Caesars Sportsbook fined $150k as regulators continue crackdown on marketing content

“At Caesars sportsbook, we take responsible gaming and our editorial clients’ functions incredibly seriously,” said Jeffery Hendricks, Caesars Entertainment SVP of Regulatory and Compliance, in an address to Ohio regulators.” That’s not just the responsibility of our legal and regulatory team, but all of our team members and all of our licensees, and accordingly, we’re sorry for the issue that was identified here.”
Continued crackdown
Caesars’ Ohio fine comes as states are increasingly cracking down on the use of marketing terms that imply bets have no “risk.”
“Free” bet or “risk-free” bet have been common marketing terms for sportsbooks since the Supreme Court struck down the federal wagering ban in May 2018. Nearly all sportsbooks offer these bets for new customers, which give bettors funds back if their initial wager doesn’t win.
DraftKings, FanDuel and BetMGM, the US market share leaders, have all offered $1,000 (or more) in such offers to new bettors. Caesars continues offering $1,250 in such bets in certain states and offered as much as $3,000 in New York shortly after mobile sports betting began there last January.
These bets, regulators say, are not “free.” A losing bet is almost always refunded in sportsbook credit, not cash. Should a bettor lose those funds, they will not have a chance to recoup their initial deposit without having to deposit more money into the sportsbook.

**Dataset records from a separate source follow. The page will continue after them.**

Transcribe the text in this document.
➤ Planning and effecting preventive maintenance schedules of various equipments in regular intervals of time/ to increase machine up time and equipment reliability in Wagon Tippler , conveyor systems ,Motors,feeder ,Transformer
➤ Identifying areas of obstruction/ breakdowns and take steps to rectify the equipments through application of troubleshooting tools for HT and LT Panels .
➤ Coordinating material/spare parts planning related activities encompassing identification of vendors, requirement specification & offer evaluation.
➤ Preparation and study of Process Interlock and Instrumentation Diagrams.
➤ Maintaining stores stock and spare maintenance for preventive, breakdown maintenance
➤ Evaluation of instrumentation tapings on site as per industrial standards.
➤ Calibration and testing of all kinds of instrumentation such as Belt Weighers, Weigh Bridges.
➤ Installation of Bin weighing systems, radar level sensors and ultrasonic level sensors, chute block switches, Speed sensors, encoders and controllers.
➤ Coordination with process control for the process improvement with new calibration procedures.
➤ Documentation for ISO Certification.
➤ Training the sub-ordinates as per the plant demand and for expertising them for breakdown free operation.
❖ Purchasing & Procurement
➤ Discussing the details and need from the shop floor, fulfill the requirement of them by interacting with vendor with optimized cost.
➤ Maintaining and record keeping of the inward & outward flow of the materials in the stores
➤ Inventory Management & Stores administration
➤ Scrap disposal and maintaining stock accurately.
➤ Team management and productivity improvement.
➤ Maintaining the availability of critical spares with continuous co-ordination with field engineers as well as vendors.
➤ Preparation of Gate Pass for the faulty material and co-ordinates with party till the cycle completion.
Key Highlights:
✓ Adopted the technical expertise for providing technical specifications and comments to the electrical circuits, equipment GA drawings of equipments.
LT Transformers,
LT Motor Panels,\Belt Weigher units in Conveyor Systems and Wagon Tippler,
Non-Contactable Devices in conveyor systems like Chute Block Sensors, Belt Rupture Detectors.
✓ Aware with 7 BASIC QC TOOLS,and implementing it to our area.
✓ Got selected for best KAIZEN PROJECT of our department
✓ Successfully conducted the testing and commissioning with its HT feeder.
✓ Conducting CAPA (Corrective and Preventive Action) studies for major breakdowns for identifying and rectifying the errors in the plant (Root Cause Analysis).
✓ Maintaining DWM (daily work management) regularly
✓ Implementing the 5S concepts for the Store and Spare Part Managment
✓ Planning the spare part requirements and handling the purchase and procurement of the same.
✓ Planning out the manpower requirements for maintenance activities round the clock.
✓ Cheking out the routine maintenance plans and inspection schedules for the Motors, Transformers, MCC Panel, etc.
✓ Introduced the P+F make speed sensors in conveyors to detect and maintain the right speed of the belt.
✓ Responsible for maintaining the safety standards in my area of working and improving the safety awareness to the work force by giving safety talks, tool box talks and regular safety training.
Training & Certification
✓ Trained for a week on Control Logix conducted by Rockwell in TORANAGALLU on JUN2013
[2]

Though less common in regulated US sportsbooks, many offshore books that offer “risk-free bets” for new players also have “rollover” requirements that mandate bettors wager many times their initial deposit before they have a chance to withdraw their funds.Regulators in the latest wave of states to go live with mobile sports betting, including Maryland (November 2022 launch) and Ohio (January 2023) are explicitly prohibiting terms that imply no risk for bets. Massachusetts, which in March is poised to be the next state with legal mobile sports betting, has also banned such terms in marketing. Regulators there have grilled sportsbook applicants about their marking practices in other states.
This has led many sportsbooks to pivot away from the terminology that seemed ubiquitous in the first few years of legal sports betting outside Nevada. New player promotions in the more than 20 states with regulated mobile sports betting are now increasingly marketed as “second-chance” bets or other terms that don’t imply they are without “risk.”
Other books facing fines
BetMGM and DraftKings are facing $150,000 fines as well for their marketing practice in Ohio after regulators said the operators (or their affiliate marketing partners) also failed to properly present problem gambling resources in their ads.Before Ohio’s sports betting launch, Penn Entertainment’s Barstool Sportsbook drew regulators’ ire for an event at the University of Toledo that permitted attendees under 21 years old, the legal sports betting age in Ohio. Massachusetts regulators also criticized allowing underage patrons at an event that promoted a sportsbook during Barstool’s licensing hearing in the state, leading Penn officials to promise they would ID all attendees at any future such events.
Overall, the OCCC is pursuing more than $1m in fines against Ohio sportsbooks, according to the Colombus ABC affiliate. The commission was “deeply disappointed” with these compliance issues that have occurred less than three weeks since sports betting began, the station reported.
Sixteen mobile sportsbooks are now live in Ohio and more than 700 sports betting kiosks have opened across the state, OCCC Executive Director Matthew Schuler said during Wednesday’s meeting. Despite the compliance concerns, Schuler told commissioners that Ohio sports betting overall is off to a “smooth launch.”